Selain Bendera Tak Naik di Thomas Cup, Indonesia juga Dapat Konsekuensi Ini dari WADA

Kemenangan tersebut dirayakan dengan berkumandangnya lagu Indonesia Raya di Ceres Area, Denmark. Meski demikian, bendera Merah Putih tidak bisa ikut berkibar dan diganti dengan bendera PBSI selaku induk bulu tangkis Indonesia.

Denny Marhendri
Oleh Denny Marhendri - Reporter
Selain Bendera Tak Naik di Thomas Cup, Indonesia juga Dapat Konsekuensi Ini dari WADA
Selain Bendera Tak Naik di Thomas Cup, Indonesia juga Dapat Konsekuensi Ini dari WADA. Instagram - Badminton.ina

Kabar bahagia untuk Indonesia datang kembali dari sebuah pesta olahraga. Setelah penantian selama 19 tahun, Indonesia berhasil mengangkat piala Thomas usai kalahkan China dengan skor telak 3-0.

Kemenangan tersebut dirayakan dengan berkumandangnya lagu Indonesia Raya di Ceres Area, Denmark. Meski demikian, bendera Merah Putih tidak bisa ikut berkibar dan diganti dengan bendera PBSI selaku induk bulu tangkis Indonesia.

Hal itu dikarenakan Indonesia sedang menjalani sanksi dari Badan Antidoping Dunia (WADA) karena tidak patuh terhadap penegakan standar antidoping.
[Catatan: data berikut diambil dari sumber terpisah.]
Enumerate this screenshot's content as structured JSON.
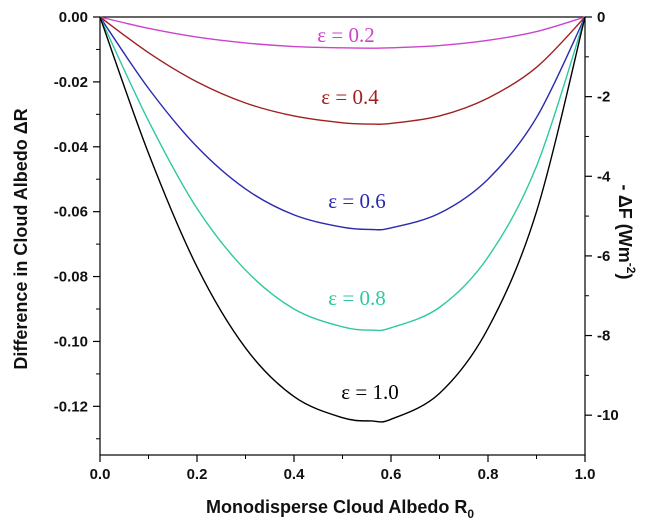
{
  "chart_data": {
    "type": "line",
    "title": "",
    "xlabel": "Monodisperse Cloud Albedo R",
    "xlabel_subscript": "0",
    "ylabel": "Difference in Cloud Albedo ΔR",
    "y2label": "- ΔF (Wm",
    "y2label_superscript": "-2",
    "y2label_close": ")",
    "xlim": [
      0.0,
      1.0
    ],
    "ylim": [
      -0.135,
      0.0
    ],
    "y2lim": [
      -11.0,
      0.0
    ],
    "grid": false,
    "legend": "none",
    "x_ticks": [
      "0.0",
      "0.2",
      "0.4",
      "0.6",
      "0.8",
      "1.0"
    ],
    "y_ticks": [
      "0.00",
      "-0.02",
      "-0.04",
      "-0.06",
      "-0.08",
      "-0.10",
      "-0.12"
    ],
    "y2_ticks": [
      "0",
      "-2",
      "-4",
      "-6",
      "-8",
      "-10"
    ],
    "x": [
      0.0,
      0.1,
      0.2,
      0.3,
      0.4,
      0.5,
      0.56,
      0.6,
      0.7,
      0.8,
      0.9,
      1.0
    ],
    "series": [
      {
        "label": "ε = 0.2",
        "color": "#cc44cc",
        "values": [
          0.0,
          -0.0035,
          -0.0062,
          -0.008,
          -0.0091,
          -0.0095,
          -0.0096,
          -0.0095,
          -0.0088,
          -0.0072,
          -0.0045,
          0.0
        ]
      },
      {
        "label": "ε = 0.4",
        "color": "#a02020",
        "values": [
          0.0,
          -0.011,
          -0.02,
          -0.0265,
          -0.0305,
          -0.0326,
          -0.033,
          -0.0328,
          -0.0305,
          -0.025,
          -0.0155,
          0.0
        ]
      },
      {
        "label": "ε = 0.6",
        "color": "#2a2ab0",
        "values": [
          0.0,
          -0.022,
          -0.04,
          -0.053,
          -0.061,
          -0.0648,
          -0.0655,
          -0.065,
          -0.0605,
          -0.05,
          -0.031,
          0.0
        ]
      },
      {
        "label": "ε = 0.8",
        "color": "#2ec8a0",
        "values": [
          0.0,
          -0.032,
          -0.059,
          -0.078,
          -0.09,
          -0.0955,
          -0.0965,
          -0.0958,
          -0.0895,
          -0.074,
          -0.046,
          0.0
        ]
      },
      {
        "label": "ε = 1.0",
        "color": "#000000",
        "values": [
          0.0,
          -0.042,
          -0.077,
          -0.102,
          -0.117,
          -0.1235,
          -0.1245,
          -0.124,
          -0.116,
          -0.096,
          -0.06,
          0.0
        ]
      }
    ]
  }
}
Ternyata konsekuensi yang diterima Indonesia tidak hanya itu saja.

Kena Sanksi

Sanksi yang diterima oleh Indonesia itu harus diterapkan mulai 7 Oktober, lalu. Indonesia dilarang mengibarkan bendera negara, kecuali dalam ajang Olimpiade.
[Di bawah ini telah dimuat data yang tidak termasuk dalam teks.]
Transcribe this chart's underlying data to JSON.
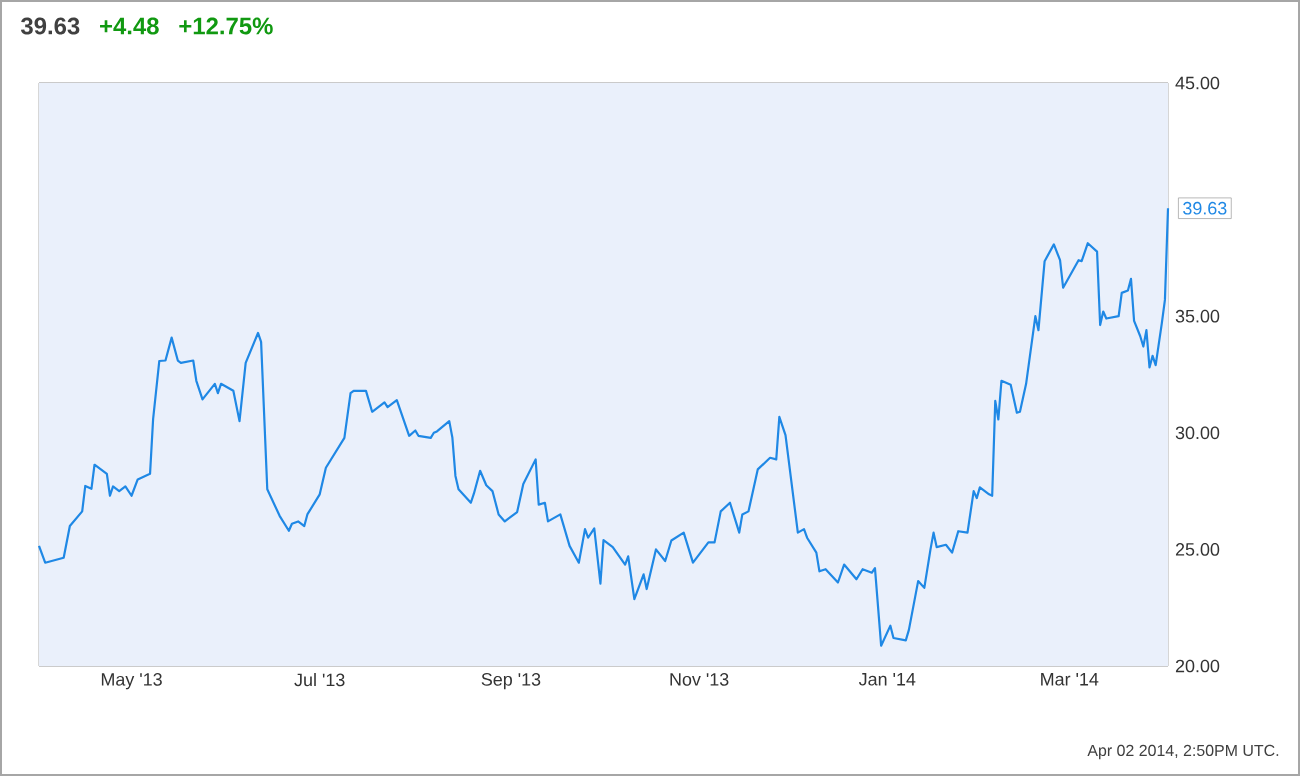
{
  "chart_data": {
    "type": "line",
    "title": "39.63",
    "annotations": [
      "+4.48",
      "+12.75%",
      "Apr 02 2014, 2:50PM UTC.",
      {
        "text": "39.63",
        "x": "2014-04-02",
        "y": 39.63
      }
    ],
    "x": [
      "2013-04-01",
      "2013-04-03",
      "2013-04-09",
      "2013-04-11",
      "2013-04-15",
      "2013-04-16",
      "2013-04-18",
      "2013-04-19",
      "2013-04-23",
      "2013-04-24",
      "2013-04-25",
      "2013-04-27",
      "2013-04-29",
      "2013-05-01",
      "2013-05-03",
      "2013-05-07",
      "2013-05-08",
      "2013-05-10",
      "2013-05-12",
      "2013-05-14",
      "2013-05-16",
      "2013-05-17",
      "2013-05-21",
      "2013-05-22",
      "2013-05-24",
      "2013-05-28",
      "2013-05-29",
      "2013-05-30",
      "2013-06-03",
      "2013-06-05",
      "2013-06-07",
      "2013-06-11",
      "2013-06-12",
      "2013-06-14",
      "2013-06-18",
      "2013-06-21",
      "2013-06-22",
      "2013-06-24",
      "2013-06-26",
      "2013-06-27",
      "2013-07-01",
      "2013-07-03",
      "2013-07-09",
      "2013-07-11",
      "2013-07-12",
      "2013-07-16",
      "2013-07-18",
      "2013-07-22",
      "2013-07-23",
      "2013-07-26",
      "2013-07-30",
      "2013-08-01",
      "2013-08-02",
      "2013-08-06",
      "2013-08-07",
      "2013-08-08",
      "2013-08-12",
      "2013-08-13",
      "2013-08-14",
      "2013-08-15",
      "2013-08-19",
      "2013-08-20",
      "2013-08-22",
      "2013-08-24",
      "2013-08-26",
      "2013-08-28",
      "2013-08-30",
      "2013-09-03",
      "2013-09-05",
      "2013-09-09",
      "2013-09-10",
      "2013-09-12",
      "2013-09-13",
      "2013-09-17",
      "2013-09-20",
      "2013-09-23",
      "2013-09-25",
      "2013-09-26",
      "2013-09-28",
      "2013-09-30",
      "2013-10-01",
      "2013-10-04",
      "2013-10-08",
      "2013-10-09",
      "2013-10-11",
      "2013-10-14",
      "2013-10-15",
      "2013-10-18",
      "2013-10-21",
      "2013-10-23",
      "2013-10-27",
      "2013-10-30",
      "2013-11-04",
      "2013-11-06",
      "2013-11-08",
      "2013-11-11",
      "2013-11-14",
      "2013-11-15",
      "2013-11-17",
      "2013-11-20",
      "2013-11-24",
      "2013-11-26",
      "2013-11-27",
      "2013-11-29",
      "2013-12-03",
      "2013-12-05",
      "2013-12-06",
      "2013-12-09",
      "2013-12-10",
      "2013-12-12",
      "2013-12-16",
      "2013-12-18",
      "2013-12-22",
      "2013-12-24",
      "2013-12-27",
      "2013-12-28",
      "2013-12-30",
      "2014-01-02",
      "2014-01-03",
      "2014-01-07",
      "2014-01-08",
      "2014-01-11",
      "2014-01-13",
      "2014-01-15",
      "2014-01-16",
      "2014-01-17",
      "2014-01-20",
      "2014-01-22",
      "2014-01-24",
      "2014-01-27",
      "2014-01-29",
      "2014-01-30",
      "2014-01-31",
      "2014-02-03",
      "2014-02-04",
      "2014-02-05",
      "2014-02-06",
      "2014-02-07",
      "2014-02-10",
      "2014-02-12",
      "2014-02-13",
      "2014-02-15",
      "2014-02-18",
      "2014-02-19",
      "2014-02-21",
      "2014-02-24",
      "2014-02-26",
      "2014-02-27",
      "2014-03-04",
      "2014-03-05",
      "2014-03-07",
      "2014-03-10",
      "2014-03-11",
      "2014-03-12",
      "2014-03-13",
      "2014-03-17",
      "2014-03-18",
      "2014-03-20",
      "2014-03-21",
      "2014-03-22",
      "2014-03-24",
      "2014-03-25",
      "2014-03-26",
      "2014-03-27",
      "2014-03-28",
      "2014-03-29",
      "2014-03-31",
      "2014-04-01",
      "2014-04-02"
    ],
    "values": [
      25.15,
      24.43,
      24.64,
      26.0,
      26.63,
      27.72,
      27.6,
      28.63,
      28.24,
      27.3,
      27.7,
      27.5,
      27.7,
      27.3,
      28.0,
      28.24,
      30.6,
      33.08,
      33.1,
      34.08,
      33.1,
      33.0,
      33.1,
      32.23,
      31.43,
      32.1,
      31.7,
      32.1,
      31.8,
      30.5,
      33.0,
      34.28,
      33.9,
      27.58,
      26.44,
      25.8,
      26.1,
      26.2,
      26.0,
      26.5,
      27.36,
      28.5,
      29.78,
      31.7,
      31.8,
      31.8,
      30.9,
      31.3,
      31.1,
      31.4,
      29.87,
      30.1,
      29.87,
      29.78,
      30.0,
      30.06,
      30.5,
      29.8,
      28.15,
      27.58,
      27.0,
      27.4,
      28.37,
      27.75,
      27.5,
      26.5,
      26.2,
      26.6,
      27.8,
      28.86,
      26.92,
      27.0,
      26.2,
      26.5,
      25.15,
      24.43,
      25.87,
      25.5,
      25.9,
      23.53,
      25.4,
      25.1,
      24.35,
      24.7,
      22.87,
      23.93,
      23.3,
      25.0,
      24.5,
      25.38,
      25.72,
      24.43,
      25.3,
      25.3,
      26.63,
      27.0,
      25.72,
      26.5,
      26.63,
      28.43,
      28.93,
      28.86,
      30.68,
      29.9,
      25.72,
      25.87,
      25.5,
      24.86,
      24.06,
      24.15,
      23.58,
      24.35,
      23.72,
      24.15,
      24.0,
      24.2,
      20.87,
      21.73,
      21.2,
      21.1,
      21.55,
      23.64,
      23.35,
      25.0,
      25.72,
      25.1,
      25.2,
      24.86,
      25.78,
      25.72,
      27.5,
      27.2,
      27.66,
      27.36,
      27.3,
      31.37,
      30.57,
      32.23,
      32.06,
      30.86,
      30.9,
      32.1,
      35.0,
      34.4,
      37.36,
      38.08,
      37.4,
      36.22,
      37.4,
      37.36,
      38.13,
      37.77,
      34.62,
      35.2,
      34.9,
      35.0,
      36.0,
      36.1,
      36.6,
      34.8,
      34.14,
      33.7,
      34.4,
      32.8,
      33.3,
      32.9,
      34.7,
      35.7,
      39.63
    ],
    "color": "#1f88e5",
    "xlim": [
      "2013-04-01",
      "2014-04-02"
    ],
    "xticks": [
      {
        "value": "2013-05-01",
        "label": "May '13"
      },
      {
        "value": "2013-07-01",
        "label": "Jul '13"
      },
      {
        "value": "2013-09-01",
        "label": "Sep '13"
      },
      {
        "value": "2013-11-01",
        "label": "Nov '13"
      },
      {
        "value": "2014-01-01",
        "label": "Jan '14"
      },
      {
        "value": "2014-03-01",
        "label": "Mar '14"
      }
    ],
    "ylim": [
      20,
      45
    ],
    "yticks": [
      {
        "value": 20,
        "label": "20.00"
      },
      {
        "value": 25,
        "label": "25.00"
      },
      {
        "value": 30,
        "label": "30.00"
      },
      {
        "value": 35,
        "label": "35.00"
      },
      {
        "value": 40,
        "label": null
      },
      {
        "value": 45,
        "label": "45.00"
      }
    ],
    "grid": true
  }
}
Selain itu, Indonesia juga tidak bakal dianugerahkan status tuan rumah kejuaraan level regional, kontinental, dan dunia selama masa penangguhan. Meski demikian, WADA tetap mengizinkan atlet dari Indonesia untuk bersaing pada kejuaraan level regional, kontinental, dan dunia.

Tak Bisa Jadi Anggota Dewan

Kemudian, perwakilan Lembaga Antidoping Indonesia (LADI) juga dilarang duduk sebagai anggota dewan di komite. Sanksi ini terus berlaku sampai status sanksi dipulihkan atau minimal menjalani masa penangguhan selama satu tahun.
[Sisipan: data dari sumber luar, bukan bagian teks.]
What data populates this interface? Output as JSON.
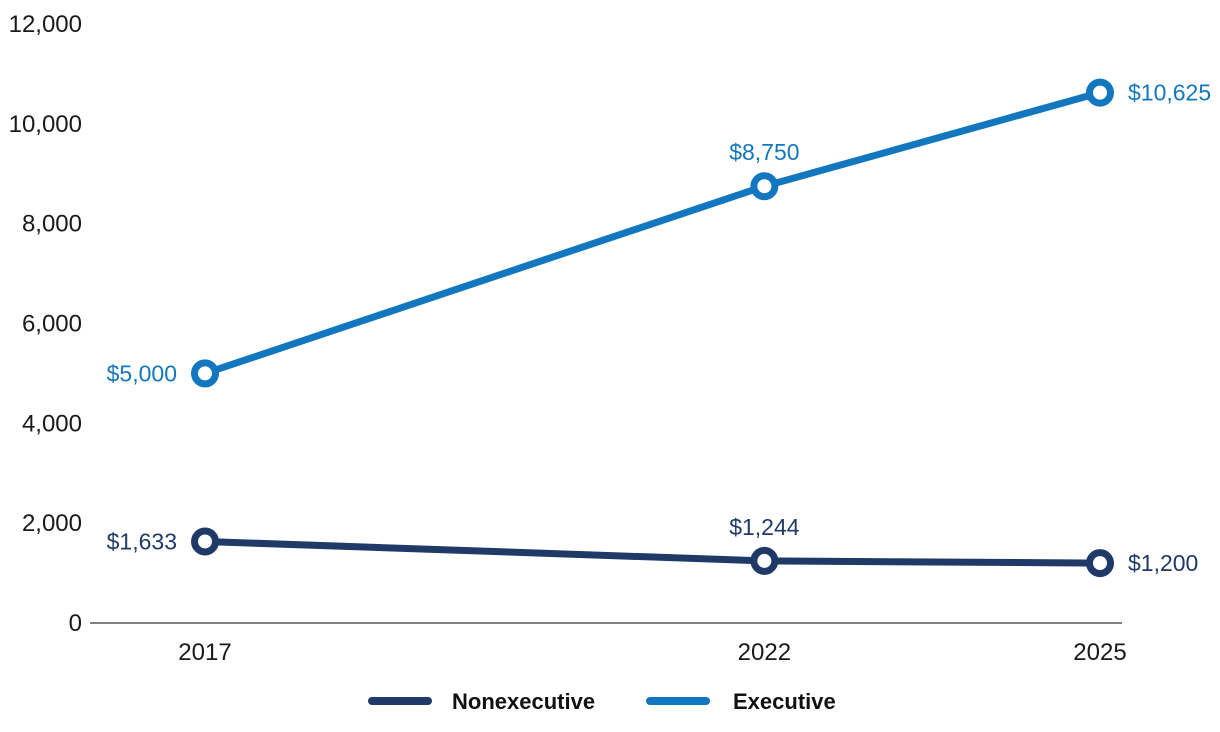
{
  "chart_data": {
    "type": "line",
    "title": "",
    "xlabel": "",
    "ylabel": "",
    "x": [
      2017,
      2022,
      2025
    ],
    "x_tick_labels": [
      "2017",
      "2022",
      "2025"
    ],
    "ylim": [
      0,
      12000
    ],
    "y_ticks": [
      0,
      2000,
      4000,
      6000,
      8000,
      10000,
      12000
    ],
    "y_tick_labels": [
      "0",
      "2,000",
      "4,000",
      "6,000",
      "8,000",
      "10,000",
      "12,000"
    ],
    "grid": false,
    "legend_position": "bottom",
    "axis_color": "#7f7f7f",
    "text_color": "#1a1a1a",
    "legend_text_color": "#111111",
    "background_color": "#ffffff",
    "series": [
      {
        "name": "Nonexecutive",
        "color": "#1f3a66",
        "values": [
          1633,
          1244,
          1200
        ],
        "point_labels": [
          "$1,633",
          "$1,244",
          "$1,200"
        ],
        "point_label_positions": [
          "left",
          "above",
          "right"
        ]
      },
      {
        "name": "Executive",
        "color": "#1277be",
        "values": [
          5000,
          8750,
          10625
        ],
        "point_labels": [
          "$5,000",
          "$8,750",
          "$10,625"
        ],
        "point_label_positions": [
          "left",
          "above",
          "right"
        ]
      }
    ],
    "legend": [
      {
        "label": "Nonexecutive",
        "color": "#1f3a66"
      },
      {
        "label": "Executive",
        "color": "#1277be"
      }
    ]
  }
}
Sanksi tersebut dijatuhkan kepada Indonesia karena pemerintah dinilai lambat dalam merespons peringatan dari WADA. Karena tak ada sikap dari pemerintah, WADA akhirnya menetapkan status non-compliance untuk Indonesia per tanggal 7 Oktober.

Sebelum adanya sanksi tersebut, WADA sempat mengirim pemberitahuan soal ketidakpatuhan akan peraturan antidoping sesuai standar terbaru pada 15 September lalu. Kemudian WADA menilai Indonesia tidak patuh kepada aturan karena gagal menerapkan program pengujian yang efektif.